Von Grundsteuer-Reform besonders betroffen: Wohnen wird teurer

Wie mittlerweile zahlreiche Zuschriften an die Heilbronner Stimme belegen, müssen vor allem Besitzer älterer Häuser mit großen Grundstücken überproportional mehr bezahlen. In Heilbronn gibt es Fälle, bei denen die jährliche Zahlung von unter 100 Euro auf weit mehr als 1000 Euro explodiert ist. Besonders krasse Fälle, bei denen die Besitzer jetzt über den Verkauf ihres Grundstückes nachdenken, werden ebenso berichtet – empörte Reaktionen auf die Grundsteuer-Reform inklusive

Diese Tendenz hat der Steuerzahlerbund, der in Sachen Grundsteuer bereits von Enteignung sprach, in vielen Städten festgestellt. Während der Anteil an der Gesamtlast für Ein- und Zweifamilienhäuser steige, sinke jener der Eigentumswohnungen und des Gewerbes. Insgesamt werfe die ungleiche Verteilung ein schlechtes Licht auf die Reform. „Die verfassungsrechtlich zweifelhaften Belastungswirkungen der Bodenwertsteuer werden hier ersichtlich.“ 

War im Jahr 2024 das Aufkommen zwischen Wohnen und Gewerbe noch ausgeglichener, wird es nach der Reform im Jahr 2025 deutliche Verschiebungen hin zum Wohnen geben – in manchen Orten bestreiten die Besitzer von Wohngrundstücken künftig bis zu drei Viertel des Grundsteueraufkommens. Das hat eine Umfrage des Steuerzahlerbundes unter 100 Kommunen in Baden-Württemberg ergeben. 

Belastung beim Wohnen steigt durch Grundsteuer-Reform

In Öhringen fällt die Verschiebung nicht ganz so deutlich aus: Nach der alten Berechnung trugen Gewerbegrundstücke rund 36 Prozent zum Gesamtaufkommen von 4,5 Millionen Euro bei. Nach neuem Modell liegt der Gewerbe-Anteil in Öhringen bei etwa 25 Prozent, das Aufkommen steigt auf 4,75 Millionen Euro. In Heilbronn war es aufgrund technischer Probleme mit dem Auswertungstool nicht möglich, die exakte Verteilung zwischen Gewerbe und Wohnnutzung zu ermitteln.

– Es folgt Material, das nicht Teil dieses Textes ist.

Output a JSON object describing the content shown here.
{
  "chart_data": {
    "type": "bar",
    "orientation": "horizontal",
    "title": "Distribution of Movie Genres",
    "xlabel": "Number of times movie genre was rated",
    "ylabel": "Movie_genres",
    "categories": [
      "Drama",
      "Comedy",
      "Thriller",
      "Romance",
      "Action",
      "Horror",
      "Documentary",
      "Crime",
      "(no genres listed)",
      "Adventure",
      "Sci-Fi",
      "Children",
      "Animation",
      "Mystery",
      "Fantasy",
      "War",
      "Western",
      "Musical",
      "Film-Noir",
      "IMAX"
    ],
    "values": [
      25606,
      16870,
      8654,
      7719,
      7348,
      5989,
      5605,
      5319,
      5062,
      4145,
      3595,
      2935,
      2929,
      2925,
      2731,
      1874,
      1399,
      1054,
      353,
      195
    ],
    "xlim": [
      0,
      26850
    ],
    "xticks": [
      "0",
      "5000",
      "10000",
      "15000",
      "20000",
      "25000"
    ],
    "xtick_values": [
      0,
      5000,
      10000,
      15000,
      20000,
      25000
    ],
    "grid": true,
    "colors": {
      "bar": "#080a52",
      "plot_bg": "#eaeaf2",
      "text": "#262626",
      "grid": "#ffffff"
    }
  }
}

Dafür gibt es Zahlen aus Neckarsulm: Gewerbegrundstücke trugen im Jahr 2024 mit fast 3,9 Millionen Euro oder 60,4 Prozent zum Gesamtaufkommen von 6,4 Millionen Euro bei der Grundsteuer bei. Im Jahr 2025 werden das nur noch 36,1 Prozent oder 2,2 von 6,2 Millionen Euro sein. Im Gegenzug steigt die Belastung beim Wohnen von 32 auf nahezu 50 Prozent der Gesamtsumme an.

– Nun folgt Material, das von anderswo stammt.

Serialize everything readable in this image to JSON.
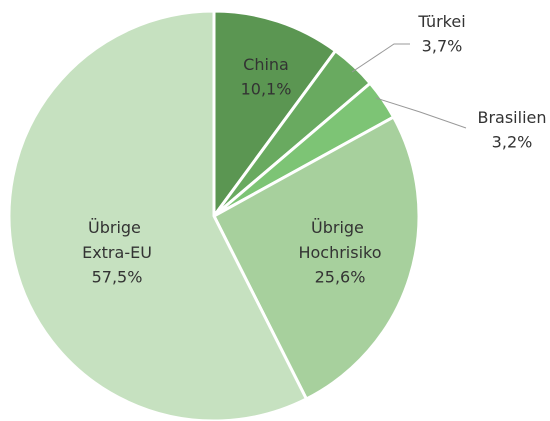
{
  "chart_data": {
    "type": "pie",
    "categories": [
      "China",
      "Türkei",
      "Brasilien",
      "Übrige Hochrisiko",
      "Übrige Extra-EU"
    ],
    "values": [
      10.1,
      3.7,
      3.2,
      25.6,
      57.5
    ],
    "value_labels": [
      "10,1%",
      "3,7%",
      "3,2%",
      "25,6%",
      "57,5%"
    ],
    "colors": [
      "#5b9652",
      "#69aa60",
      "#7dc475",
      "#a7d09d",
      "#c6e1c0"
    ]
  }
}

Neckarsulm weise im Verhältnis zur Wohnbebauung eine hohe Gewerbe- und Industriedichte auf, so Rathaussprecher Andreas Bracht. Beim Gewerbe sinke die Summe, weil „die erheblichen Sachwerte wie Gebäude auf den Gewerbegrundstücken bei der Grundsteuerbemessung keine Rolle mehr spielen“. 

Grundsteuer-Reform: Ein- und Zweifamilienhäuser auf großen Grundstücken stärker belastet

Ein- und Zweifamilienhäuser auf großen Grundstücken werden im Vergleich zu den Gewerbegrundstücken auch in Neckarsulm tendenziell eher belastet. „Dieser Effekt ist dem Bodenwertmodell des Landes geschuldet. Dieses Modell unterscheidet bei gleicher Grundstücksfläche nicht mehr zwischen einem hochwertigen Neubau und einem eher einfachen, älteren Gebäude“, stellt Bracht fest.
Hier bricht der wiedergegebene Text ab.